Now, Brickman is paying homage to the decade of music that influenced his own musical style. Jim Brickman’s Celebration of the 70’s will be held Saturday, March 2nd at the Toyota Oakdale Theatre in Wallingford, CT. Scheduled to appear with Brickman on stage include platinum selling artist and 1970’s heart-throb, David Cassidy; two-time Grammy award winner Rita Coolidge; Billboard Hot 100 chart topper Stephen Bishop; Motown legend Thelma Houston and 70’s pop-icon Yvonne Elliman.
In addition to this one of a kind performance, the show will also be filmed and released later this spring as a part of an exclusive broadcast for Xfinity TV customers across New England through its popular On Demand service.
I had the absolute pleasure of speaking with Jim and getting more information on this one of a kind event.
What made you decide to do a show celebrating this decade of music?

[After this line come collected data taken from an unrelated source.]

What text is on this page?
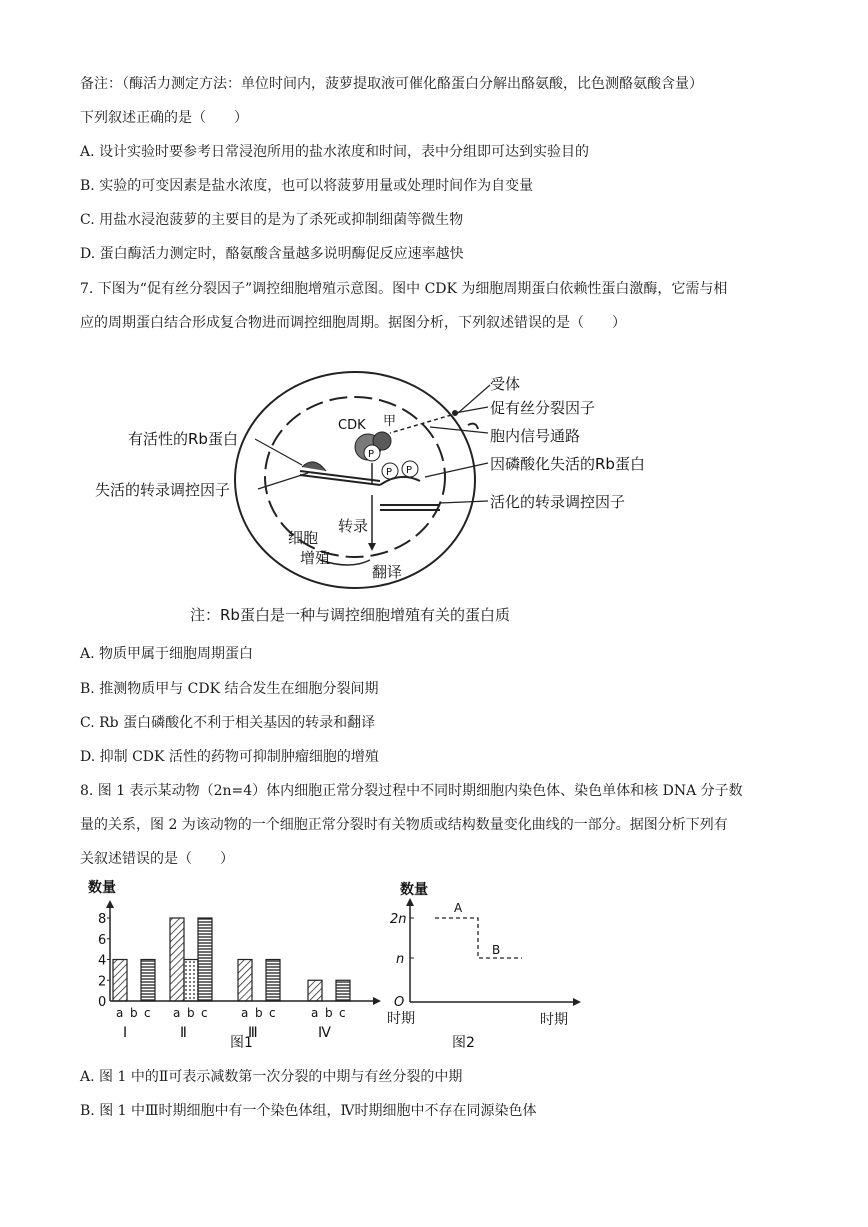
备注：（酶活力测定方法：单位时间内，菠萝提取液可催化酪蛋白分解出酪氨酸，比色测酪氨酸含量）
下列叙述正确的是（　　）
A. 设计实验时要参考日常浸泡所用的盐水浓度和时间，表中分组即可达到实验目的
B. 实验的可变因素是盐水浓度，也可以将菠萝用量或处理时间作为自变量
C. 用盐水浸泡菠萝的主要目的是为了杀死或抑制细菌等微生物
D. 蛋白酶活力测定时，酪氨酸含量越多说明酶促反应速率越快
7. 下图为“促有丝分裂因子”调控细胞增殖示意图。图中 CDK 为细胞周期蛋白依赖性蛋白激酶，它需与相
应的周期蛋白结合形成复合物进而调控细胞周期。据图分析，下列叙述错误的是（　　）
P
CDK 甲
P P
转录
翻译
细胞
增殖
受体
促有丝分裂因子
胞内信号通路
因磷酸化失活的Rb蛋白
活化的转录调控因子
有活性的Rb蛋白
失活的转录调控因子
注：Rb蛋白是一种与调控细胞增殖有关的蛋白质
A. 物质甲属于细胞周期蛋白
B. 推测物质甲与 CDK 结合发生在细胞分裂间期
C. Rb 蛋白磷酸化不利于相关基因的转录和翻译
D. 抑制 CDK 活性的药物可抑制肿瘤细胞的增殖
8. 图 1 表示某动物（2n=4）体内细胞正常分裂过程中不同时期细胞内染色体、染色单体和核 DNA 分子数
量的关系，图 2 为该动物的一个细胞正常分裂时有关物质或结构数量变化曲线的一部分。据图分析下列有
关叙述错误的是（　　）
数量
时期
图1
0
2
4
6
8
a b c
Ⅰ
a b c
Ⅱ
a b c
Ⅲ
a b c
Ⅳ
数量
时期
O
图2
2n
n
A
B
A. 图 1 中的Ⅱ可表示减数第一次分裂的中期与有丝分裂的中期
B. 图 1 中Ⅲ时期细胞中有一个染色体组，Ⅳ时期细胞中不存在同源染色体
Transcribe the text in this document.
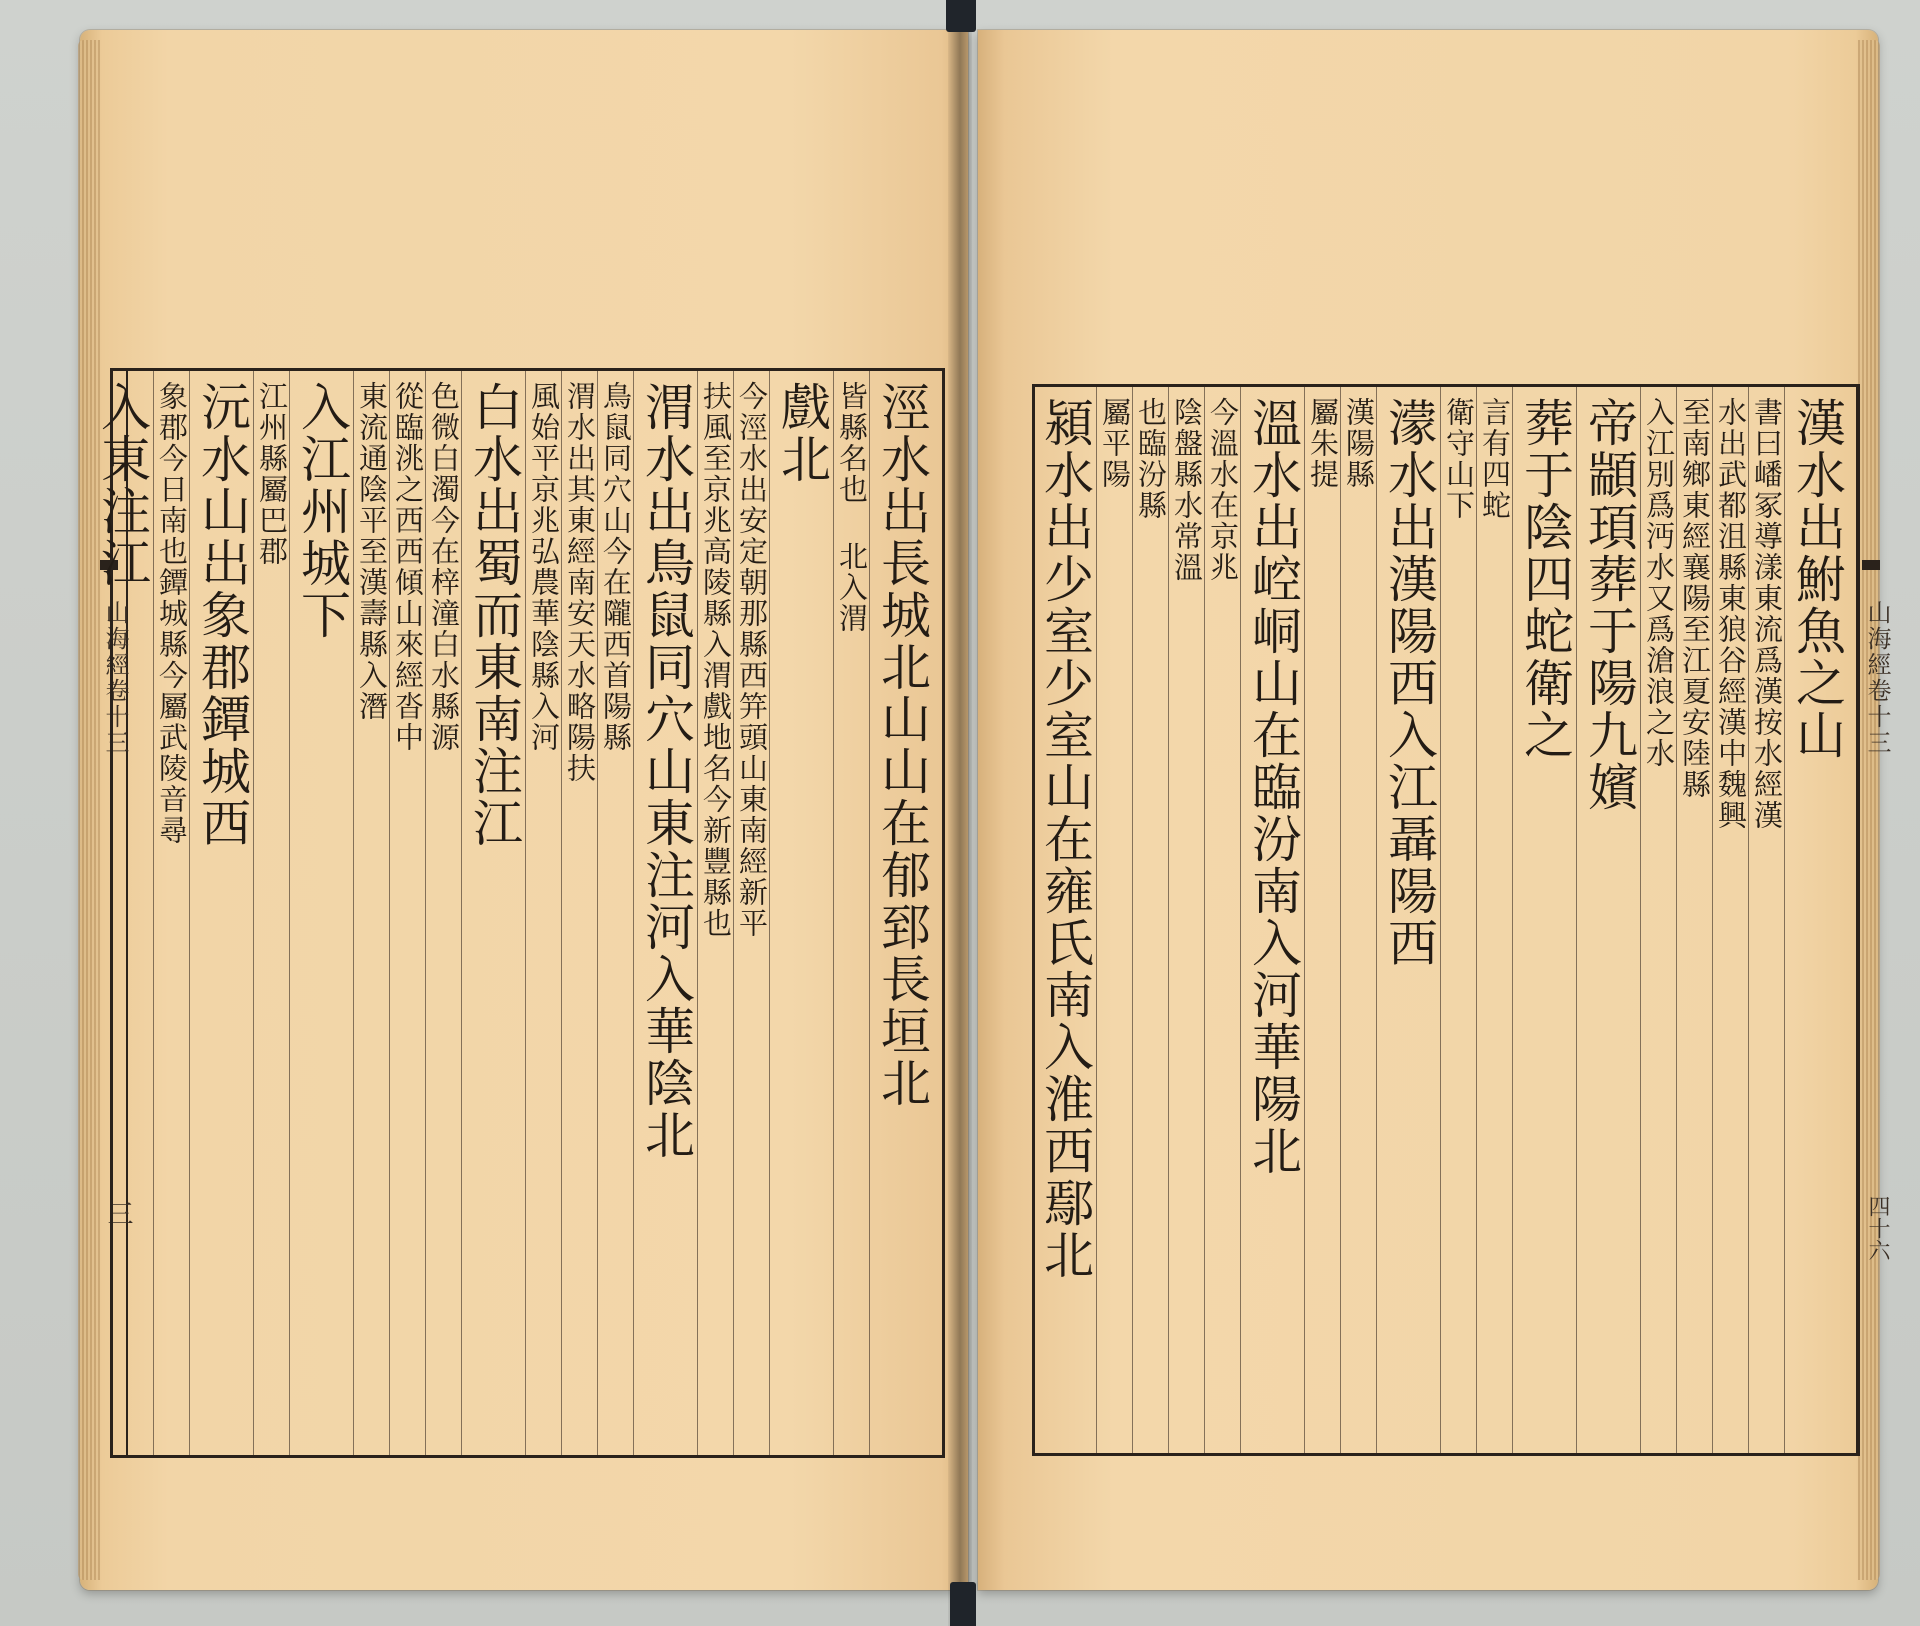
山海經卷十三
三
山海經卷十三
四十六
涇水出長城北山山在郁郅長垣北
皆縣名也 北入渭
戲北
今涇水出安定朝那縣西笄頭山東南經新平
扶風至京兆高陵縣入渭戲地名今新豐縣也
渭水出鳥鼠同穴山東注河入華陰北
鳥鼠同穴山今在隴西首陽縣
渭水出其東經南安天水略陽扶
風始平京兆弘農華陰縣入河
白水出蜀而東南注江
色微白濁今在梓潼白水縣源
從臨洮之西西傾山來經沓中
東流通陰平至漢壽縣入潛
入江州城下
江州縣屬巴郡
沅水山出象郡鐔城西
象郡今日南也鐔城縣今屬武陵音尋
入東注江	漢水出鮒魚之山
書曰嶓冢導漾東流爲漢按水經漢
水出武都沮縣東狼谷經漢中魏興
至南鄉東經襄陽至江夏安陸縣
入江別爲沔水又爲滄浪之水
帝顓頊葬于陽九嬪
葬于陰四蛇衛之
言有四蛇
衛守山下
濛水出漢陽西入江聶陽西
漢陽縣
屬朱提
溫水出崆峒山在臨汾南入河華陽北
今溫水在京兆
陰盤縣水常溫
也臨汾縣
屬平陽
潁水出少室少室山在雍氏南入淮西鄢北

As a songwriter, I began to look back and wonder how I become the musician I am. I asked myself “What shaped my direction and path to write songs in this inspirational, romantic style?” I realized that a lot of my writing comes from being influenced by the great artists and songs from the 1970′s and thought it would be fun to do a show that would pay tribute to it and have a little bit of nostalgia as well.
What do you think was the best thing about that decade?
The environment. So much of what came after the 60′s and that revolution made such a big difference in the 70′s. It was after flower power and politically, we were in a different time. It was a very turbulent time too in many ways, but the music (much like today) was more pop in nature. In the 70′s, you had such a wide variety of music. There were the singer/songwriters like Carole King and Joni Mitchell. Then you also had bands like Fleetwood Mac, The Eagles and The Carpenters. Then at the other end of the spectrum, you had Disco and rock and roll with bands like Aerosmith and Three Dog Night.
What can fans expect from this Celebration of the 70′s?
A little bit of everything. We’ve got Yvonne Elliman, who was on the biggest soundtrack of all time (Saturday Night Fever); David Cassidy (“I Think I Love You”) and Stephen Bishop (“On and On”, “It Might Be You”). Thelma Houston is doing “Don’t Leave Me This Way” and a Donna Summer tribute, and David Pack will be performing Ambrosia (“How Much I Feel”). These songs are iconic in so many ways.
I’m also going to be a doing a lot of my music as well, but as it relates to being influenced by these other songs. A lot of them (like “Valentine” or “Destiny”) were influenced by Carole King, Burt Bacharach and other people I loved growing up.
You’re also going to be filming the show for TV?
Yes, we’re going to be filming it for XFinity On Demand as well as for PBS.
Tell me a little about your background.
I started playing piano when I was five. I didn’t come from a musical family, but was drawn to piano and melody and anything that was emotional or connected to a feeling. I played for the feeling more than the music. I still feel that way. Growing up, I loved listening to singers who knew what the lyrics meant and what they were singing about.
In addition to touring, what else have you got planned for this year?
We have an event coming up on July 18th called the “Brickman Nash Bash”. It’s a three-day, Nashville-centric fan event. We’re going to be getting together with many of my country friends and singer/songwriters for a concert, workshop and tours of Nashville landmarks. Much like the 70′s show, it’s curating with the artists I collaborate with and bringing them together to share with fans. I like to call it, “Brickman-Palooza.” [laughs]
I’m so thankful to have had so many hit songs over the years, and it’s an honor for me to be able to do these shows with the people I admire. I learn so much from them and then in turn, I’m able to share that with others.
Jim Brickman’s Celebration of the 70’s is Saturday, March 2nd. 2013 at the
Toyota Oakdale Theatre in Wallingford, CT.